Priyo : ” Aku akan pindah ke Tegal tepatnya Slerok…sepertinya belum sih kalau pensiun….mungkin akan tetap di Wonotingal sebagai basis prajurit ”
Walidin : ” Kasihan Lukito…kakinya diamputasi karena tertembak di Timur Leste ”
Priyo : ” Sunaryo juga tertembak tangannya yang sekarang di cangklong…istrinya pasti mewek menyaksikan keadaan ini….tapi itu sudah menjadi tanggung jawab kita sebagai prajurit yang setia pada negara dan mengemban tugas yang bertaruh dengan nyawa…masih ingat enggak waktu di Dili…peluru sliweran di mana-mana..dihutan…di perumahan rakyat yang kita duduki selalu diincar musuh ”
Walidin : ” Ya…kita hanya melindungi rakyat Timor Leste yang meminta perlindungan di Nusa Tenggata Timur ”
Terdengar suara sirine menggema di asrama Wonotingal dan masuklah truk-truk yang membawa prajurid kembali ke mess, Bu Prapti memeluk suaminya yang masih menggendong ransel di punggungnya . Semua memeluk pasangannya sambil tersenyum dan kembali ketempatnya karena Walidin berbaris kembali untuk menerima serah terima kepulangan prajurid.
Giyanti : ” Owh ..baris to..ku kira langsung pulang….” Walidin dan Priyo berbaris keregunya masing-masing karena ini merupakan angkatan pertama yang ditugaskan ke Timor Leste menyelamatkan para warga Timur Leste yang menginginkan gabung dengan Republik Indonesia. Apa yang dibicarakan komandan Prapti tak mengerti dan hanya menunggu sampai selesai upacara untuk kembali ke mess prajurid berkumpul dengan keluarga. Hendra dan adiknya Hendri menyambut kepulangan bapaknya dengan penuh tawa dan memberikan setumpuk pertanyaan.
Hendra : ” Bapak nanti berangkat lagi ke Timor Leste…?”
Walidin : ” Bapak tak tahu….kalau sudah tugas ya…harus berangkat….”. Prapti mempersiapkan makan malam bersama anak-anaknya tapi Yanti masih saja nglendot pada bapaknya.
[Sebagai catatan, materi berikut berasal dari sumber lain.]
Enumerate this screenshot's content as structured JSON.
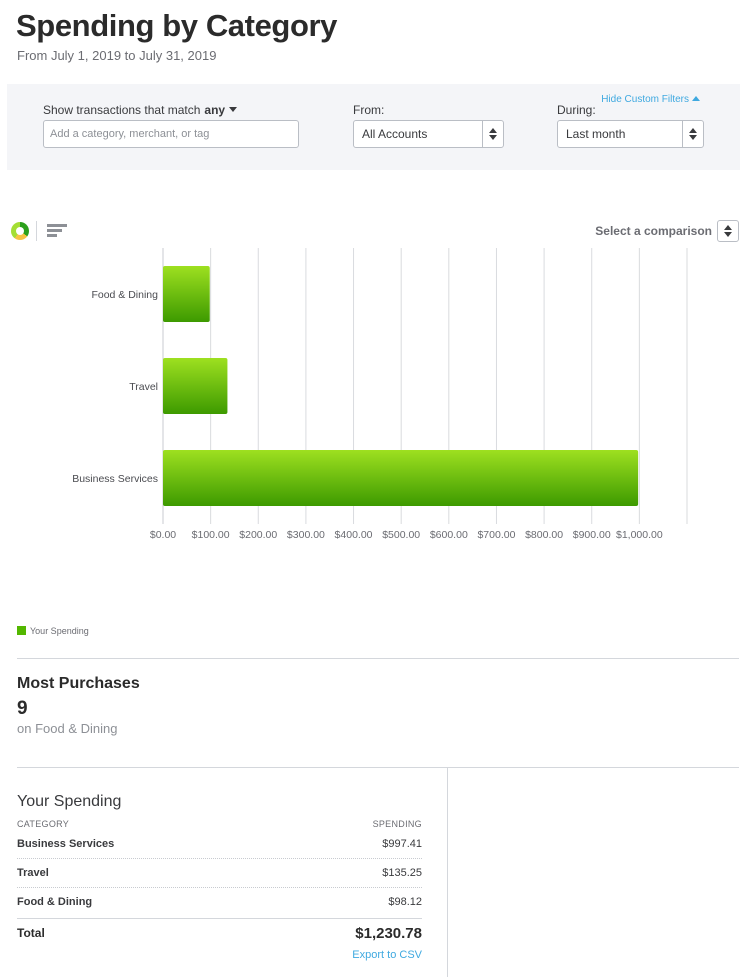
{
  "header": {
    "title": "Spending by Category",
    "subtitle": "From July 1, 2019 to July 31, 2019"
  },
  "filters": {
    "hide_label": "Hide Custom Filters",
    "match_label": "Show transactions that match",
    "match_value": "any",
    "search_placeholder": "Add a category, merchant, or tag",
    "from_label": "From:",
    "from_value": "All Accounts",
    "during_label": "During:",
    "during_value": "Last month"
  },
  "toolbar": {
    "comparison_label": "Select a comparison"
  },
  "colors": {
    "bar_light": "#9ee020",
    "bar_dark": "#3d9a00",
    "legend": "#53b700",
    "link": "#3fa9e0"
  },
  "chart_data": {
    "type": "bar",
    "orientation": "horizontal",
    "categories": [
      "Food & Dining",
      "Travel",
      "Business Services"
    ],
    "series": [
      {
        "name": "Your Spending",
        "values": [
          98.12,
          135.25,
          997.41
        ]
      }
    ],
    "xlim": [
      0,
      1100
    ],
    "x_ticks": [
      0,
      100,
      200,
      300,
      400,
      500,
      600,
      700,
      800,
      900,
      1000
    ],
    "x_tick_labels": [
      "$0.00",
      "$100.00",
      "$200.00",
      "$300.00",
      "$400.00",
      "$500.00",
      "$600.00",
      "$700.00",
      "$800.00",
      "$900.00",
      "$1,000.00"
    ],
    "grid": "vertical",
    "legend": "bottom-left"
  },
  "legend": {
    "label": "Your Spending"
  },
  "most_purchases": {
    "title": "Most Purchases",
    "count": "9",
    "subtitle": "on Food & Dining"
  },
  "spending_table": {
    "title": "Your Spending",
    "col_category": "CATEGORY",
    "col_spending": "SPENDING",
    "rows": [
      {
        "category": "Business Services",
        "amount": "$997.41"
      },
      {
        "category": "Travel",
        "amount": "$135.25"
      },
      {
        "category": "Food & Dining",
        "amount": "$98.12"
      }
    ],
    "total_label": "Total",
    "total_value": "$1,230.78",
    "export_label": "Export to CSV"
  }
}
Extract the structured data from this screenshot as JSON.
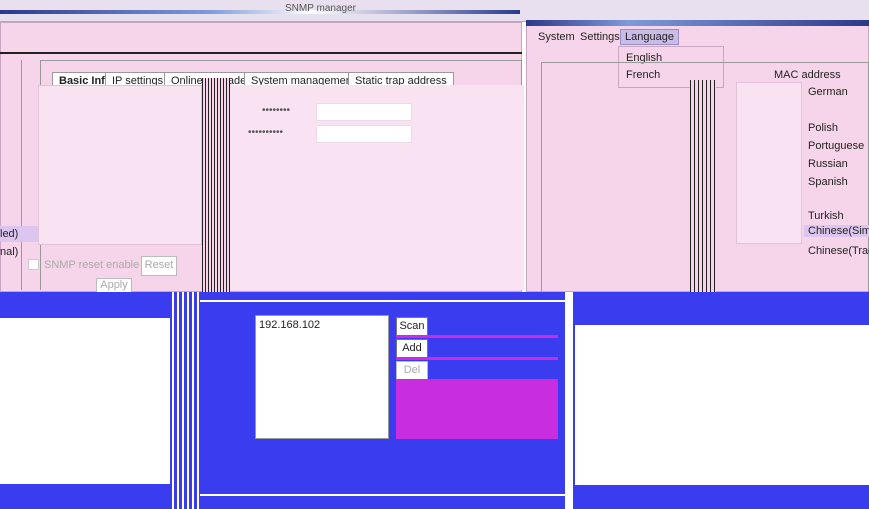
{
  "window": {
    "title": "SNMP manager"
  },
  "menu": {
    "items": [
      "System",
      "Settings"
    ],
    "open_item": "Language"
  },
  "language_menu": {
    "options": [
      "English",
      "French"
    ]
  },
  "language_list": {
    "items": [
      "German",
      "Polish",
      "Portuguese",
      "Russian",
      "Spanish",
      "Turkish"
    ],
    "selected": "Chinese(Simp",
    "last": "Chinese(Tradi"
  },
  "tabs": [
    "Basic Info",
    "IP settings",
    "Online upgrade",
    "System management",
    "Static trap address"
  ],
  "table_header": {
    "mac_address": "MAC address"
  },
  "left_panel": {
    "rows": [
      "led)",
      "nal)"
    ],
    "snmp_reset_label": "SNMP reset enable",
    "reset_button": "Reset",
    "apply_button": "Apply"
  },
  "ip_panel": {
    "ip_entry": "192.168.102",
    "scan_button": "Scan",
    "add_button": "Add",
    "del_button": "Del"
  },
  "colors": {
    "pink": "#f6d5ea",
    "blue": "#3a3cf0",
    "purple": "#c82ee0",
    "lilac": "#dcc6f0"
  }
}
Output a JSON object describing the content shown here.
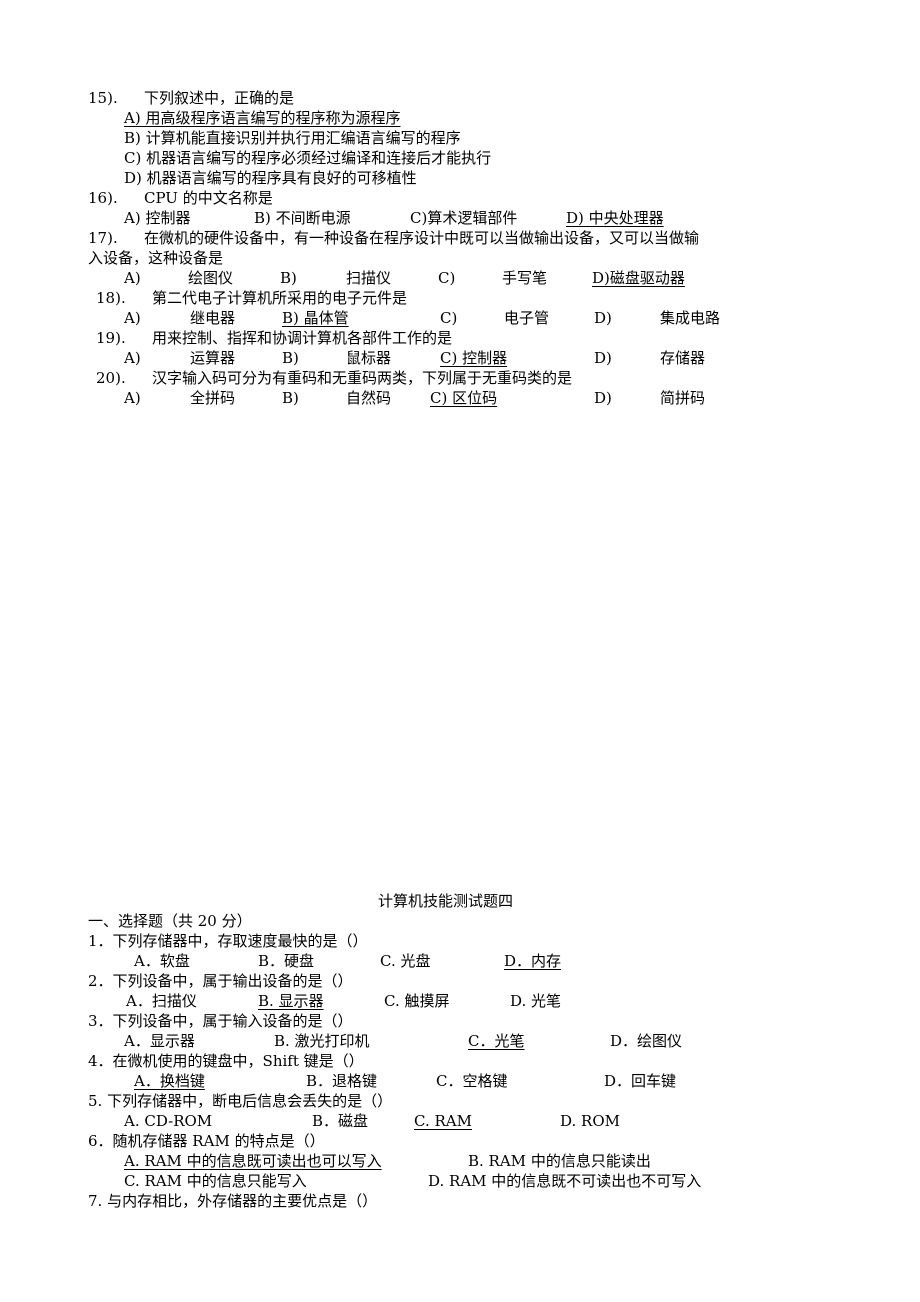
{
  "page_a": {
    "q15": {
      "num": "15).",
      "stem": "下列叙述中，正确的是",
      "options": [
        "A)      用高级程序语言编写的程序称为源程序",
        "B)      计算机能直接识别并执行用汇编语言编写的程序",
        "C)      机器语言编写的程序必须经过编译和连接后才能执行",
        "D)      机器语言编写的程序具有良好的可移植性"
      ],
      "answer_index": 0
    },
    "q16": {
      "num": "16).",
      "stem": "CPU 的中文名称是",
      "options": [
        "A)   控制器",
        "B) 不间断电源",
        "C)算术逻辑部件",
        "D)   中央处理器"
      ],
      "answer_index": 3
    },
    "q17": {
      "num": "17).",
      "stem": "在微机的硬件设备中，有一种设备在程序设计中既可以当做输出设备，又可以当做输",
      "stem_cont": "入设备，这种设备是",
      "options": [
        "A)",
        "绘图仪",
        "B)",
        "扫描仪",
        "C)",
        "手写笔",
        "D)磁盘驱动器"
      ],
      "answer_index": 3
    },
    "q18": {
      "num": "18).",
      "stem": "第二代电子计算机所采用的电子元件是",
      "options": [
        "A)",
        "继电器",
        "B)         晶体管",
        "C)",
        "电子管",
        "D)",
        "集成电路"
      ],
      "answer_index": 1
    },
    "q19": {
      "num": "19).",
      "stem": "用来控制、指挥和协调计算机各部件工作的是",
      "options": [
        "A)",
        "运算器",
        "B)",
        "鼠标器",
        "C)         控制器",
        "D)",
        "存储器"
      ],
      "answer_index": 2
    },
    "q20": {
      "num": "20).",
      "stem": "汉字输入码可分为有重码和无重码两类，下列属于无重码类的是",
      "options": [
        "A)",
        "全拼码",
        "B)",
        "自然码",
        "C)         区位码",
        "D)",
        "简拼码"
      ],
      "answer_index": 2
    }
  },
  "page_b": {
    "title": "计算机技能测试题四",
    "section": "一、选择题（共 20 分）",
    "q1": {
      "stem": "1．下列存储器中，存取速度最快的是（）",
      "options": [
        "A．软盘",
        "B．硬盘",
        "C. 光盘",
        "D．内存"
      ],
      "answer_index": 3
    },
    "q2": {
      "stem": "2．下列设备中，属于输出设备的是（）",
      "options": [
        "A．扫描仪",
        "B. 显示器",
        "C. 触摸屏",
        "D. 光笔"
      ],
      "answer_index": 1
    },
    "q3": {
      "stem": "3．下列设备中，属于输入设备的是（）",
      "options": [
        "A．显示器",
        "B. 激光打印机",
        "C．光笔",
        "D．绘图仪"
      ],
      "answer_index": 2
    },
    "q4": {
      "stem": "4．在微机使用的键盘中，Shift 键是（）",
      "options": [
        "A．换档键",
        "B．退格键",
        "C．空格键",
        "D．回车键"
      ],
      "answer_index": 0
    },
    "q5": {
      "stem": "5.     下列存储器中，断电后信息会丢失的是（）",
      "options": [
        "A. CD-ROM",
        "B．磁盘",
        "C. RAM",
        "D. ROM"
      ],
      "answer_index": 2
    },
    "q6": {
      "stem": "6．随机存储器 RAM 的特点是（）",
      "options": [
        "A. RAM 中的信息既可读出也可以写入",
        "B. RAM 中的信息只能读出",
        "C. RAM 中的信息只能写入",
        "D. RAM 中的信息既不可读出也不可写入"
      ],
      "answer_index": 0
    },
    "q7": {
      "stem": "7.    与内存相比，外存储器的主要优点是（）"
    }
  }
}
” Oh ..ya..Hendra bagaimana sekolahmu…? ” lanjut Walidin
” Hendra baru ngelamar pekerjaan pak…” , jawabnya tanpa ragu-ragu seperti watak Walidin
” Mengapa engkau tak mencoba menjadi tentara saja…tahun ini ada pendaftaran lo Dra….” , jelas Walidin
” Tapi Hendra gak minat pak….” , dengan agak menyesal Hendra mulai beralasan
” Kenapa anakku tak mendukung bapaknya menjadi TNI …” , Walidin agak muram….
Prapti yang mendengarkan pembicaraan itu ikut menjawab ” Mereka masih berfikir ya…banyaklah alasannya dan kasihan sama Yanti karena khawatir kalau kesepian….”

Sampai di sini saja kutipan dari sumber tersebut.